I will not live three hundred years. I'll be dead before I'm eighty and, if I'm not, I'll wish I were. The Strange Gods of the Coranians never knew my name, and I don't know theirs. I'm not a Coranian knight-I'm not a Coranian anything, but especially not a knight. I'm sick of that mistake. People see me in my armor, on my horse, and they scuttle away or call me "sir." Some of the Riders like that; it's the reason they ride. But I don't need it; if anybody calls me "sir" I tell them straight out. Nobody calls me "sir," not even my sister's boys.

That night I was riding with Liskin. I wasn't happy about it. Liskin was a whiner, a rule-keeper: I'd heard about him. A rule-keeper, but his regular partner, Ost, was a bloody-truncheon, a dead-or-aliver who had killed ten people on the Road, just for fun, in the past year. There was no mystery about it: this was the sort of thing Ost liked to brag about on his nights off. It's not a crime to kill on the roads or in the woods at night, as long as you bring the body back to a castleyard. It's not a crime, but it's not what the Riders are about, either. A couple of us got together (I wasn't there but I heard about it) and asked Liskin what he was going to do about Ost. "What Ost does is not against the rules," he said. So the rest of us did what we had to do about Ost. Liskin didn't join us; it was against the rules.

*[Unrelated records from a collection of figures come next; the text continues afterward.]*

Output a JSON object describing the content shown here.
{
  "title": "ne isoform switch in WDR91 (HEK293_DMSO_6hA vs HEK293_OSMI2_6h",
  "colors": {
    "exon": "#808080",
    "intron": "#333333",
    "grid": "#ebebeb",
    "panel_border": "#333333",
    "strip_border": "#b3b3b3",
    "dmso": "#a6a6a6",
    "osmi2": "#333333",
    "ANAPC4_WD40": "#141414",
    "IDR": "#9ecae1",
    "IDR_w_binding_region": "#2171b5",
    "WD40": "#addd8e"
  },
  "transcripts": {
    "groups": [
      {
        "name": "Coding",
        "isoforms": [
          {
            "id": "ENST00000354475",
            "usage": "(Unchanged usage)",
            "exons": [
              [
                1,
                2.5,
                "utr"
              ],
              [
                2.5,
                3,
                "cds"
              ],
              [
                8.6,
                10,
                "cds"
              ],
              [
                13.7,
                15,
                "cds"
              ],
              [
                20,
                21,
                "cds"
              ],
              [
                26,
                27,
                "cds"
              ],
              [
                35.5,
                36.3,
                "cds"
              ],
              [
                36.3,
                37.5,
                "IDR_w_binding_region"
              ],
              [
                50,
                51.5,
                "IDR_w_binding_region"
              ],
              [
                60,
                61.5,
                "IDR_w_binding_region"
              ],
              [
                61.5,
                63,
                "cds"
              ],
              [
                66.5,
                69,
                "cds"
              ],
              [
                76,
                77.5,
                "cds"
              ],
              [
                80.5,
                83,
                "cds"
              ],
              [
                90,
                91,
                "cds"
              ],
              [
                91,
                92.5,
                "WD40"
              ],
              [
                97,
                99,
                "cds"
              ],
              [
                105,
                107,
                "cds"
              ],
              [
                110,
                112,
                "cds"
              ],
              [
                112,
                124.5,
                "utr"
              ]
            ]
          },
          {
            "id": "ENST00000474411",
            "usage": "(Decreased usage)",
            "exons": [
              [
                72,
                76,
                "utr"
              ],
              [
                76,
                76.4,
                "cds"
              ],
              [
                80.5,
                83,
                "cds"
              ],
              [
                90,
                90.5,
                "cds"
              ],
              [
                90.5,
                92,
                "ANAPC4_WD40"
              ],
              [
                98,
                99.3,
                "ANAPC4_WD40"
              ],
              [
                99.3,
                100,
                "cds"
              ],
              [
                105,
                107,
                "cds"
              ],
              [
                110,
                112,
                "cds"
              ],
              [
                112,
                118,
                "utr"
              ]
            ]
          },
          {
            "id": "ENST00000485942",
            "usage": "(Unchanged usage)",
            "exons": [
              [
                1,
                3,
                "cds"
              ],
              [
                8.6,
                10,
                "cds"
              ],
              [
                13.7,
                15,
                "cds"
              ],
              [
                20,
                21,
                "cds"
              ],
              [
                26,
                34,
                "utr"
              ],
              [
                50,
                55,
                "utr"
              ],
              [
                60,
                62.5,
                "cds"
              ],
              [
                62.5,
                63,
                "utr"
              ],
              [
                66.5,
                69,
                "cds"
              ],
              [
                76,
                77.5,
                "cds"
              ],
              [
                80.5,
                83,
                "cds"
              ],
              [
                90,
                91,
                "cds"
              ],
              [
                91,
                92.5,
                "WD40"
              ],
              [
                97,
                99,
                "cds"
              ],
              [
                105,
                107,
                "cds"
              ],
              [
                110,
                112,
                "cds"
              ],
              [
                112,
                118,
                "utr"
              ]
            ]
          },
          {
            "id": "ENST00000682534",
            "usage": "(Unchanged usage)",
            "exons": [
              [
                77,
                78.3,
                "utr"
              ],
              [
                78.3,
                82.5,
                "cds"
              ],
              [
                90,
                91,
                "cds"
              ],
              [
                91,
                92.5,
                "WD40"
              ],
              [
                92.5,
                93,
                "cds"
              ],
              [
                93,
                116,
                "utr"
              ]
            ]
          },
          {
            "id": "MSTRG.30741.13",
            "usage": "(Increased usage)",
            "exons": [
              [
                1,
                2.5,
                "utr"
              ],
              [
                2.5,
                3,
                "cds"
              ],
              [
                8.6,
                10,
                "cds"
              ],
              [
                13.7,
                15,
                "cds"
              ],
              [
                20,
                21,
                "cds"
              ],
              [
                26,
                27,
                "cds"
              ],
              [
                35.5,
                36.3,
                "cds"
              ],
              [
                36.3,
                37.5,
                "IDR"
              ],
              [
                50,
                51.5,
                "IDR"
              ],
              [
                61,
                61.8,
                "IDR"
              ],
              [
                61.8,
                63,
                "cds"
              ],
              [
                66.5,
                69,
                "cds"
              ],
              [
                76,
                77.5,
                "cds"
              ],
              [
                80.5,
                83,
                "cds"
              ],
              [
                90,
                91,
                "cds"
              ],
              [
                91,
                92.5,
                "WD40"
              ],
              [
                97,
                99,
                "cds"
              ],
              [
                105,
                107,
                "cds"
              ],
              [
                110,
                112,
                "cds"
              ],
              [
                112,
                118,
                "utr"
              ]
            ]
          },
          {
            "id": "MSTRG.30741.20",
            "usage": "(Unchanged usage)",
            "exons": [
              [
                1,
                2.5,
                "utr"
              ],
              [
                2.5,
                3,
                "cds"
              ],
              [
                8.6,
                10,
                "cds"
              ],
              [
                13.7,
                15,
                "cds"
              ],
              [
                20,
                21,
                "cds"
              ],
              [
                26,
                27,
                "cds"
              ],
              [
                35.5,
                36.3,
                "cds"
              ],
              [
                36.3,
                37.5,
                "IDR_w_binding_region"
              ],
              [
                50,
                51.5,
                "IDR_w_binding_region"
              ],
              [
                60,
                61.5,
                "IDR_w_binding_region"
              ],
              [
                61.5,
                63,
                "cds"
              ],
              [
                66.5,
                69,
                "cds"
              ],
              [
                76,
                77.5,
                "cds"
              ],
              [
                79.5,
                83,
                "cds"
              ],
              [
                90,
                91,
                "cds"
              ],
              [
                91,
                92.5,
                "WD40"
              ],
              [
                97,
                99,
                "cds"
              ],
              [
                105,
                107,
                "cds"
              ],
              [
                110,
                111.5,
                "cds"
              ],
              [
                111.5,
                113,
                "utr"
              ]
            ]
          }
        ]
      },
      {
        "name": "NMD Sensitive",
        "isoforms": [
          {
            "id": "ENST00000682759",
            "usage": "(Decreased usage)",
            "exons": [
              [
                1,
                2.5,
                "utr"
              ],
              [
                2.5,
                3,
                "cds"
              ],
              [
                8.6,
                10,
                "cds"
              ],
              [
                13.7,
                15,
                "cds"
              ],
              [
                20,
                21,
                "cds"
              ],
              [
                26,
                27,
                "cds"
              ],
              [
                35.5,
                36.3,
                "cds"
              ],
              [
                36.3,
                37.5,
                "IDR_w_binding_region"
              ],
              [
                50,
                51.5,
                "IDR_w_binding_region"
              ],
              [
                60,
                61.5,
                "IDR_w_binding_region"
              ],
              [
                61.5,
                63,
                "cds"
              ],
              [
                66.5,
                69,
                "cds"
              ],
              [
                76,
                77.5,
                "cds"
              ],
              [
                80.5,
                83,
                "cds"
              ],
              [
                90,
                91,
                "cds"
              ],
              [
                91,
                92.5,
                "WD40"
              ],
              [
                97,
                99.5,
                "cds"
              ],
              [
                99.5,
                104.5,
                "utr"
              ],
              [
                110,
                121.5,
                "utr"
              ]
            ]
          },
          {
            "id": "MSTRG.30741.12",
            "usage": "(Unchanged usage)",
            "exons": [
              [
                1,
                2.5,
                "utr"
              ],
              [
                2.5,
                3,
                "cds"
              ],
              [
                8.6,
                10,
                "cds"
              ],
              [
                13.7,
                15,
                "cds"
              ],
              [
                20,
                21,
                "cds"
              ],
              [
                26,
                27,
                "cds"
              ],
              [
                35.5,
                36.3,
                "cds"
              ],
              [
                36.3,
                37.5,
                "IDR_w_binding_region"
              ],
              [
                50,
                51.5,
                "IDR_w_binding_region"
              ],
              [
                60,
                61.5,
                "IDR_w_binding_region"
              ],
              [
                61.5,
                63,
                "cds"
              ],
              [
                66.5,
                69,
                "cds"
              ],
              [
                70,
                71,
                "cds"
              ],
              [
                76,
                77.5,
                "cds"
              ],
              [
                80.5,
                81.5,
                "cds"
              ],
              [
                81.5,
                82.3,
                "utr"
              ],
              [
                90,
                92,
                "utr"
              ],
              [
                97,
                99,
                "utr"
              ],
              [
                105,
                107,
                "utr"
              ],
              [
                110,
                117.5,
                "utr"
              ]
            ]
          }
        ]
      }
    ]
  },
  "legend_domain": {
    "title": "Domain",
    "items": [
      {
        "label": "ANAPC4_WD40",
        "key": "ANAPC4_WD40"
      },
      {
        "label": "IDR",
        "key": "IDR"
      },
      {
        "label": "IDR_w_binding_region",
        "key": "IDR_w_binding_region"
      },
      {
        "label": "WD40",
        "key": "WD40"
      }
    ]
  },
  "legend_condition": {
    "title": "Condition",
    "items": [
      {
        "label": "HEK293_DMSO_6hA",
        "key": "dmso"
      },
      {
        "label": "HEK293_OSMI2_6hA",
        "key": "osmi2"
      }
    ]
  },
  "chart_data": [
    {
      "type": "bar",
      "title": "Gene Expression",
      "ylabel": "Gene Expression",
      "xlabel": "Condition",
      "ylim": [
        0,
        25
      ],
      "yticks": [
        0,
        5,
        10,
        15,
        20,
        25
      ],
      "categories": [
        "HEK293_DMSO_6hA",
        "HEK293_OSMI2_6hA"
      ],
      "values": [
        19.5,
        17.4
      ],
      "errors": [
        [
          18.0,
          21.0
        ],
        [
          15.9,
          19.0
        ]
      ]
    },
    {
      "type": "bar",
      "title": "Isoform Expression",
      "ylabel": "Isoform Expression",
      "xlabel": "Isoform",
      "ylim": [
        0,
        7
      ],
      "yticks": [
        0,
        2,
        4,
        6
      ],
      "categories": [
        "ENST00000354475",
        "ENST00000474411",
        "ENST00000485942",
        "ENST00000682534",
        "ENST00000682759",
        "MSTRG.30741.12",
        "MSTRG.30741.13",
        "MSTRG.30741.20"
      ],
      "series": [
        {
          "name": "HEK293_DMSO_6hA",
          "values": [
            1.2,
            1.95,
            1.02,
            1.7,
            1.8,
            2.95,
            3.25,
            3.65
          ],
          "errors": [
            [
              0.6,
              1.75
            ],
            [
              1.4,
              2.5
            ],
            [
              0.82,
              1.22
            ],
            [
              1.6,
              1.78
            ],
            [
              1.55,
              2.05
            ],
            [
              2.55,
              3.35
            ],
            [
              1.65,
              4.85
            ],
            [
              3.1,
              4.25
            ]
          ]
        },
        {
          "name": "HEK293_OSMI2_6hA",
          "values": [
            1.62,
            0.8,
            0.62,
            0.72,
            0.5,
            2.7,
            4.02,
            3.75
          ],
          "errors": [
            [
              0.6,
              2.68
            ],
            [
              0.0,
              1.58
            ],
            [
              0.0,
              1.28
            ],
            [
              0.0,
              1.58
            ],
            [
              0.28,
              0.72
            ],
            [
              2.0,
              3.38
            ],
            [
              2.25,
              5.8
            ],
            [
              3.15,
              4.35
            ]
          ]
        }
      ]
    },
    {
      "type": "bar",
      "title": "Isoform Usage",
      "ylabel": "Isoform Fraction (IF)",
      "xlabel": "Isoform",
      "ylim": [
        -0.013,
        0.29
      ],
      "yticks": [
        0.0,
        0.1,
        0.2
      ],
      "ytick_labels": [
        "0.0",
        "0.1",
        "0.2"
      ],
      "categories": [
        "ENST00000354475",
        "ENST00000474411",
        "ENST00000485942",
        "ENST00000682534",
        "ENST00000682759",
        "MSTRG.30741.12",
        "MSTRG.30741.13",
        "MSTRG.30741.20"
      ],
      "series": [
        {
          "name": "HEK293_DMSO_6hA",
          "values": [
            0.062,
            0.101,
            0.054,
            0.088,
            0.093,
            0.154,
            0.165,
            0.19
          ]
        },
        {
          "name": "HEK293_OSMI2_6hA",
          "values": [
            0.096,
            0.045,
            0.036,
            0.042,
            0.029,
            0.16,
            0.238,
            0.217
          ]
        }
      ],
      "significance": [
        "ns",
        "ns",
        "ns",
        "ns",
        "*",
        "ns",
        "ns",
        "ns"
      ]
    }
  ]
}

I was the lucky winner who drew Liskin as a new partner, at least tem porarily. My regular partner, Alev, had gotten his legs broken in a Bargainer's man-trap the night before. That would never have happened if Alev weren't a rule-breaker and a bad example; we were strictly forbidden to enter the woods around the Bargainer village. But we brought his stray out, and brought him out alive. That's what the Riders are about, and not keeping any particular set of rules.